The EU's investment bank said Monday it sees no need for new projects in Greece, focusing its efforts elsewhere to get the European economy back on track. Greece is desperate for investment as it tries to renegotiate a painful bailout programme with its international creditors, pressing them to give Athens more leeway to boost the economy.
"For the moment, I do not see any new projects," European Investment Bank head Werner Hoyer said as he released the EIB's 2014 annual report.

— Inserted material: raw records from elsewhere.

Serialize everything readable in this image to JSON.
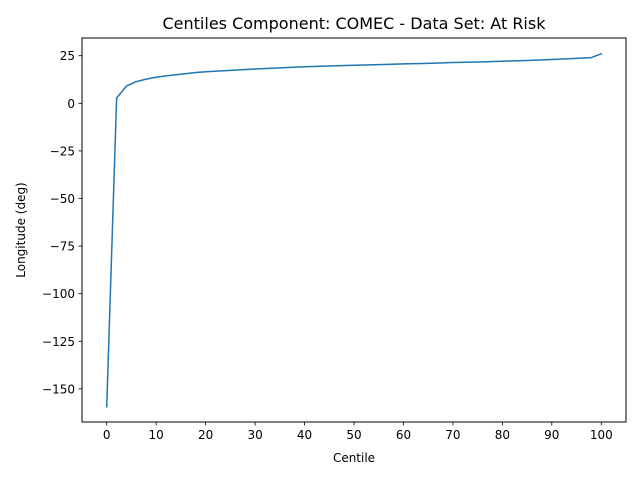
{
  "chart_data": {
    "type": "line",
    "title": "Centiles Component: COMEC - Data Set: At Risk",
    "xlabel": "Centile",
    "ylabel": "Longitude (deg)",
    "xlim": [
      -5,
      105
    ],
    "ylim": [
      -167.4,
      34.3
    ],
    "xticks": [
      0,
      10,
      20,
      30,
      40,
      50,
      60,
      70,
      80,
      90,
      100
    ],
    "yticks": [
      25,
      0,
      -25,
      -50,
      -75,
      -100,
      -125,
      -150
    ],
    "ytick_labels": [
      "25",
      "0",
      "−25",
      "−50",
      "−75",
      "−100",
      "−125",
      "−150"
    ],
    "grid": false,
    "series": [
      {
        "color": "#1f77b4",
        "x": [
          0,
          2,
          4,
          6,
          8,
          10,
          12,
          14,
          16,
          18,
          20,
          25,
          30,
          35,
          40,
          45,
          50,
          55,
          60,
          65,
          70,
          75,
          80,
          85,
          90,
          95,
          98,
          100
        ],
        "y": [
          -159.4,
          2.8,
          9.1,
          11.4,
          12.7,
          13.7,
          14.4,
          15.0,
          15.6,
          16.2,
          16.6,
          17.3,
          18.0,
          18.6,
          19.2,
          19.6,
          20.0,
          20.3,
          20.7,
          21.0,
          21.4,
          21.7,
          22.1,
          22.5,
          23.0,
          23.6,
          24.0,
          26.0
        ]
      }
    ]
  }
}
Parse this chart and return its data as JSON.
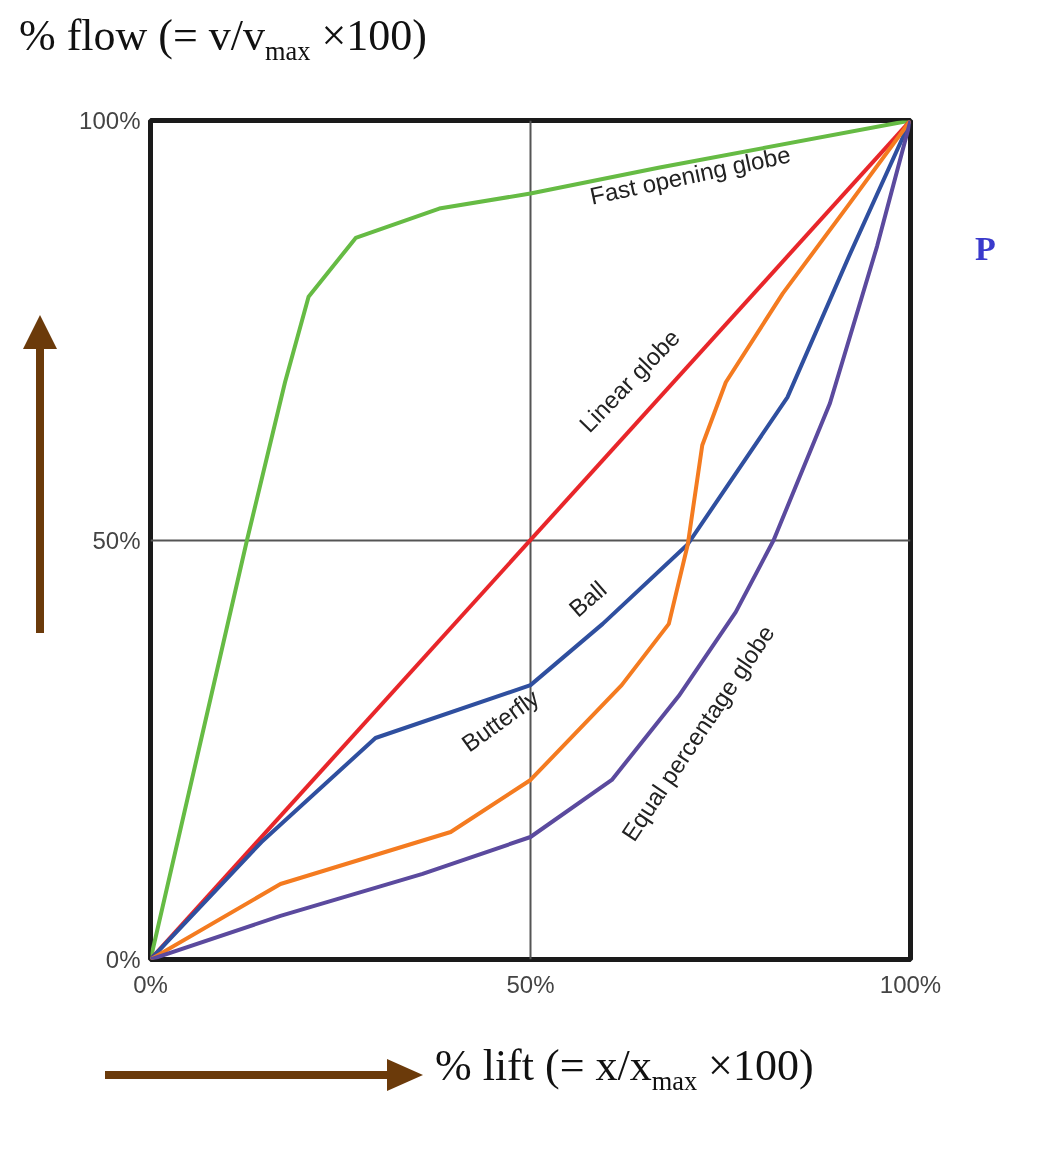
{
  "chart_data": {
    "type": "line",
    "ylabel": "% flow (= v/v$_{max}$ ×100)",
    "xlabel": "% lift (= x/x$_{max}$ ×100)",
    "xlim": [
      0,
      100
    ],
    "ylim": [
      0,
      100
    ],
    "xticks": [
      {
        "value": 0,
        "label": "0%"
      },
      {
        "value": 50,
        "label": "50%"
      },
      {
        "value": 100,
        "label": "100%"
      }
    ],
    "yticks": [
      {
        "value": 0,
        "label": "0%"
      },
      {
        "value": 50,
        "label": "50%"
      },
      {
        "value": 100,
        "label": "100%"
      }
    ],
    "grid": true,
    "marker": "none",
    "line_style": "solid",
    "series": [
      {
        "color": "#66bb44",
        "x": [
          0,
          12.7,
          17.7,
          20.8,
          27,
          38,
          50,
          67,
          100
        ],
        "values": [
          0,
          50,
          68.8,
          79,
          86,
          89.5,
          91.3,
          94.4,
          100
        ]
      },
      {
        "color": "#e8262a",
        "x": [
          0,
          100
        ],
        "values": [
          0,
          100
        ]
      },
      {
        "color": "#2f4f9f",
        "x": [
          0,
          14.6,
          29.6,
          50,
          59.5,
          70.7,
          83.8,
          91.9,
          100
        ],
        "values": [
          0,
          14,
          26.4,
          32.7,
          40,
          49.5,
          67,
          83.8,
          100
        ]
      },
      {
        "color": "#f47b20",
        "x": [
          0,
          17.1,
          39.5,
          50,
          62,
          68.2,
          70.7,
          72.6,
          75.7,
          83.2,
          91.9,
          100
        ],
        "values": [
          0,
          9,
          15.2,
          21.4,
          32.7,
          40,
          49.5,
          61.3,
          68.8,
          79.4,
          90,
          100
        ]
      },
      {
        "color": "#5b4a9e",
        "x": [
          0,
          17.1,
          35.8,
          50,
          60.7,
          69.5,
          77,
          82,
          89.4,
          95.6,
          100
        ],
        "values": [
          0,
          5.2,
          10.2,
          14.6,
          21.4,
          31.4,
          41.4,
          50,
          66.3,
          85,
          100
        ]
      }
    ],
    "annotations": [
      "Fast opening globe",
      "Linear globe",
      "Ball",
      "Butterfly",
      "Equal percentage globe",
      "P"
    ]
  }
}
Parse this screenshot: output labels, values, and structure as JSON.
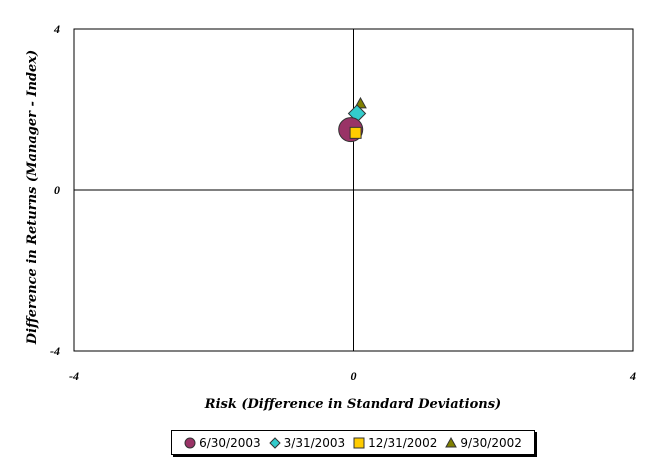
{
  "chart_data": {
    "type": "scatter",
    "xlabel": "Risk (Difference in Standard Deviations)",
    "ylabel": "Difference in Returns (Manager - Index)",
    "xlim": [
      -4,
      4
    ],
    "ylim": [
      -4,
      4
    ],
    "x_ticks": [
      "-4",
      "0",
      "4"
    ],
    "y_ticks": [
      "4",
      "0",
      "-4"
    ],
    "grid": false,
    "quadrant_lines": true,
    "legend_position": "bottom",
    "series": [
      {
        "name": "6/30/2003",
        "marker": "circle",
        "color": "#993366",
        "x": -0.04,
        "y": 1.5
      },
      {
        "name": "3/31/2003",
        "marker": "diamond",
        "color": "#33CCCC",
        "x": 0.05,
        "y": 1.9
      },
      {
        "name": "12/31/2002",
        "marker": "square",
        "color": "#FFCC00",
        "x": 0.03,
        "y": 1.42
      },
      {
        "name": "9/30/2002",
        "marker": "triangle",
        "color": "#808000",
        "x": 0.1,
        "y": 2.15
      }
    ]
  }
}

The EIB already had "quite significant" exposure to Greece at 16.9 billion euros, equal to more than nine percent of the country's annual economic output, Hoyer said. "This is a very high number," he said, stressing that it was "a 'no-go area' for this bank to go into weak projects."
Hoyer said he wished Athens well it its bid to get a new deal with its creditors, saying Greece had made huge progress since he grew up there as a child when it was ruled by a "bloody dictatorship." European Union leaders approved an ambitious investment plan in December worth 315 billion euros which the EIB will manage to give the economy a much-needed boost between now and 2017.
Hoyer said there was plenty of investment capital available but companies and banks were unwilling to take on any additional risk after the painful lessons of the 2008 global financial crisis. The EIB would identify projects, aiming to give them its seal of approval and so encourage the private sector to take the plunge, he said. "We need to enhance growth and boost employment in a sustainable way. Our objective is not profit."